Treatment of heart valve diseases. Heart valve repair and replacement.


Year after year, the number of patients with cardiovascular diseases, which are the main causes of disability and mortality among older people, is growing.
In addition to atherosclerotic lesions of the vessels of vital organs (heart and brain), which can cause dangerous complications in the form of stroke and heart attack, another scourge for patients aged 70 years and older is damage to the heart valves and, in particular, the aortic valve.
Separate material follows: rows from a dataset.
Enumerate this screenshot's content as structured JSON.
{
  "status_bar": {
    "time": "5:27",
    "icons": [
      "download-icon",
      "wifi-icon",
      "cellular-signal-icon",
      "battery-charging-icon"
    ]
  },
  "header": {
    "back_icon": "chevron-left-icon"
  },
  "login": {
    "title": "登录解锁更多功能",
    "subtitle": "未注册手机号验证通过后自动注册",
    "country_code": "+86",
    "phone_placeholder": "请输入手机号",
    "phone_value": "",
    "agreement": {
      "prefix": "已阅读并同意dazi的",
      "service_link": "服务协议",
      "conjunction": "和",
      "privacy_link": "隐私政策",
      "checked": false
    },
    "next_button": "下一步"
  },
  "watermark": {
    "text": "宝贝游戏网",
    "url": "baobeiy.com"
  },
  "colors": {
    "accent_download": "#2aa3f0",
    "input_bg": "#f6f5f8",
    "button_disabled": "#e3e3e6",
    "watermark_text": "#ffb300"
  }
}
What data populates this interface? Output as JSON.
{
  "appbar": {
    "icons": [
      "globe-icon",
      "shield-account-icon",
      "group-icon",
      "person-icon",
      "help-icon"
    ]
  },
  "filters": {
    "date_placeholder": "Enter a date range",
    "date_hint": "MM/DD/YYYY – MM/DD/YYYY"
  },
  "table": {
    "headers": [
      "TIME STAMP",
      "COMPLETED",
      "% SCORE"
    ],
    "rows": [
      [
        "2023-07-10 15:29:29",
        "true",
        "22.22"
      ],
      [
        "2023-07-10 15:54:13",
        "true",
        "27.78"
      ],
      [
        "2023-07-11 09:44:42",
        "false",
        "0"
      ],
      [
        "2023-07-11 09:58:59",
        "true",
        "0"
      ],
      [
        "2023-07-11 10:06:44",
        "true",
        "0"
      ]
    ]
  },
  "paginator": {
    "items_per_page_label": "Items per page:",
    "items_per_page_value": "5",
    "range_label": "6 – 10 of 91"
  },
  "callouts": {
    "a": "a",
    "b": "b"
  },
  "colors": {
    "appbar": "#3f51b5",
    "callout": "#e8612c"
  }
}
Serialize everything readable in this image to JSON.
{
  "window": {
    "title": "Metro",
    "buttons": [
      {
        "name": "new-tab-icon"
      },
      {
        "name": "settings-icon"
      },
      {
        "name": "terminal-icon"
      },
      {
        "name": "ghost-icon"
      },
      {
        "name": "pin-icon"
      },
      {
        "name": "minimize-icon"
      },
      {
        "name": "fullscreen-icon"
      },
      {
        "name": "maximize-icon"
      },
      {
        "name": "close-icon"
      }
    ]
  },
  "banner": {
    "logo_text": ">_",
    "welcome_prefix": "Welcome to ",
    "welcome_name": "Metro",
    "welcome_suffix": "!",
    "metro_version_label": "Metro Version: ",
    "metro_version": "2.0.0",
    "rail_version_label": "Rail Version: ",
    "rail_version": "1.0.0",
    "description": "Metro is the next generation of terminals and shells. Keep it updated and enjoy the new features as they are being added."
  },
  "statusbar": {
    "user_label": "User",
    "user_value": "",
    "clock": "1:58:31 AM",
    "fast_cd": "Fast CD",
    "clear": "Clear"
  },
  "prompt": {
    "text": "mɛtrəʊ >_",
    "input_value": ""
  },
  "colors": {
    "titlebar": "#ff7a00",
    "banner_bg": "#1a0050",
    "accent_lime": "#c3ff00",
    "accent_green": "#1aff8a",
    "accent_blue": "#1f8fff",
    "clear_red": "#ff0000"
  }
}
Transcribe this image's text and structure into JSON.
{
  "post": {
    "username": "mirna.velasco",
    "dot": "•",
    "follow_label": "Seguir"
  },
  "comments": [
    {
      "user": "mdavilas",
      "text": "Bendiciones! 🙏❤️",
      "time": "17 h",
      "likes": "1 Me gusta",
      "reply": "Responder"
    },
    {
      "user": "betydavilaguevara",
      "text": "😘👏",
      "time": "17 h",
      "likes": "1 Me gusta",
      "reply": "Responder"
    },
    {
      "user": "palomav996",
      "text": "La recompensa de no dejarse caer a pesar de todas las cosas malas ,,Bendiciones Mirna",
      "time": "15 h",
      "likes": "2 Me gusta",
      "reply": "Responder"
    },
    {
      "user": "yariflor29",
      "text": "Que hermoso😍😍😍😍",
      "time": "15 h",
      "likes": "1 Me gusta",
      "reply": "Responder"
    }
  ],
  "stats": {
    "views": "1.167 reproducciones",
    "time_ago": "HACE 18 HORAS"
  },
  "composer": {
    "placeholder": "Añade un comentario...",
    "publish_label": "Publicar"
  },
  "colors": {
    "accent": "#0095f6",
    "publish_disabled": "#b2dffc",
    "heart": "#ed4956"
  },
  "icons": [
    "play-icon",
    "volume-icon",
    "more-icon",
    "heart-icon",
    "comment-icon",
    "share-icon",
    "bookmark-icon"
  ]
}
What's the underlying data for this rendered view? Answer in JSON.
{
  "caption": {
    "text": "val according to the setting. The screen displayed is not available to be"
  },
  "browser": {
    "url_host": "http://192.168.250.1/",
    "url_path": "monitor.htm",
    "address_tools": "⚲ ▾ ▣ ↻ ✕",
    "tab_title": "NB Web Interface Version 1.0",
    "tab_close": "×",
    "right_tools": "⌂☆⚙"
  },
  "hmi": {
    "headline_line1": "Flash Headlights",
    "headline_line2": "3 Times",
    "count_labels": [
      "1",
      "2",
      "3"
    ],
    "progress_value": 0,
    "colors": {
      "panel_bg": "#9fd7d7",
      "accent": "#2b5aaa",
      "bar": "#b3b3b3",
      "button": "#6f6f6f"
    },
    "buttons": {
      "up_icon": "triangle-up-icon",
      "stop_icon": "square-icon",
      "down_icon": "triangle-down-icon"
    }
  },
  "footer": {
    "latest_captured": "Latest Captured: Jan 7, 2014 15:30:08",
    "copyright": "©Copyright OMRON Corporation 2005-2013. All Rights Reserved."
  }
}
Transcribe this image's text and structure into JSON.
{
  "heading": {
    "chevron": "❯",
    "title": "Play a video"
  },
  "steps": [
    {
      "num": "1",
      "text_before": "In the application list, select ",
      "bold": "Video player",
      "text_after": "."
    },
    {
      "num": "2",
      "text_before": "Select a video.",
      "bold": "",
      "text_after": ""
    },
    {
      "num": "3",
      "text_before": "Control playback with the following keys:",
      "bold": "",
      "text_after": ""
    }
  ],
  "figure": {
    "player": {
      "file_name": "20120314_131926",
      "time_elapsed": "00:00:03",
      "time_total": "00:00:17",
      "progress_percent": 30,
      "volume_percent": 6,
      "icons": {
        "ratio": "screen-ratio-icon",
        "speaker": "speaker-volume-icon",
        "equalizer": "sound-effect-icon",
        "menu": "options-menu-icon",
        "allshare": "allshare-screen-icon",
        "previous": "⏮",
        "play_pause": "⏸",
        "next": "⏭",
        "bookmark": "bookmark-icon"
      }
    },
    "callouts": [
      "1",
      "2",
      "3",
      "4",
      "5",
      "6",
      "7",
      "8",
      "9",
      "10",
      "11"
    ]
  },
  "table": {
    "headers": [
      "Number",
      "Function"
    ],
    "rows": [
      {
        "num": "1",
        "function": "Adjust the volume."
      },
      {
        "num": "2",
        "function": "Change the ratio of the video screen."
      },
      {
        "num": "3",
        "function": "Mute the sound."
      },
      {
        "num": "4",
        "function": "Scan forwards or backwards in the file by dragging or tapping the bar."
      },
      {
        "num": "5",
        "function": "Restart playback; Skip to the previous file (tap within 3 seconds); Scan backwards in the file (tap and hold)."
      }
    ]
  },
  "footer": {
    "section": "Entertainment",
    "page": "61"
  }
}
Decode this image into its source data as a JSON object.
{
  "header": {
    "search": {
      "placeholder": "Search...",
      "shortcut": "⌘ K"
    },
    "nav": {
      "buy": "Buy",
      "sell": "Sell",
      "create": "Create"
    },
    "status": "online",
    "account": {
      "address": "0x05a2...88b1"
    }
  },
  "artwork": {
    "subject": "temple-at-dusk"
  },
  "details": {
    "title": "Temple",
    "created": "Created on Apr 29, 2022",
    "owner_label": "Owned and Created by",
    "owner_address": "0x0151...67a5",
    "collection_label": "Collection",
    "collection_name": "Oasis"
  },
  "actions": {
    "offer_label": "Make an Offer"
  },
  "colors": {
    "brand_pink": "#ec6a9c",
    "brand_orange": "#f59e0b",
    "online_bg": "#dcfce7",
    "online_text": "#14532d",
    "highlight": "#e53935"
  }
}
The aortic valve is a figurative “gate of entry” through which blood from the heart enters the aorta and is then distributed throughout the body. Damage or narrowing of this valve leads to poor blood circulation in the body.

The aortic valve is especially susceptible to pathological changes (most often narrowing) in older people.

The main reasons for this problem are:

  • progressive sclerotic changes in the valve with age (>50%)
  • inflammatory (including rheumatic) changes (10-15%)

According to WHO, sclerotic changes in the aortic valve are observed in a third of patients over 65 years of age and in more than 37% of people over the age of 75 years. Of these, approximately 15% have significant valve narrowing (stenosis).

1.What happens during normal surgery?

If surgery is required to treat heart valve disease, it can be performed traditionally, minimally invasively, or minimally invasive balloon valvuloplasty.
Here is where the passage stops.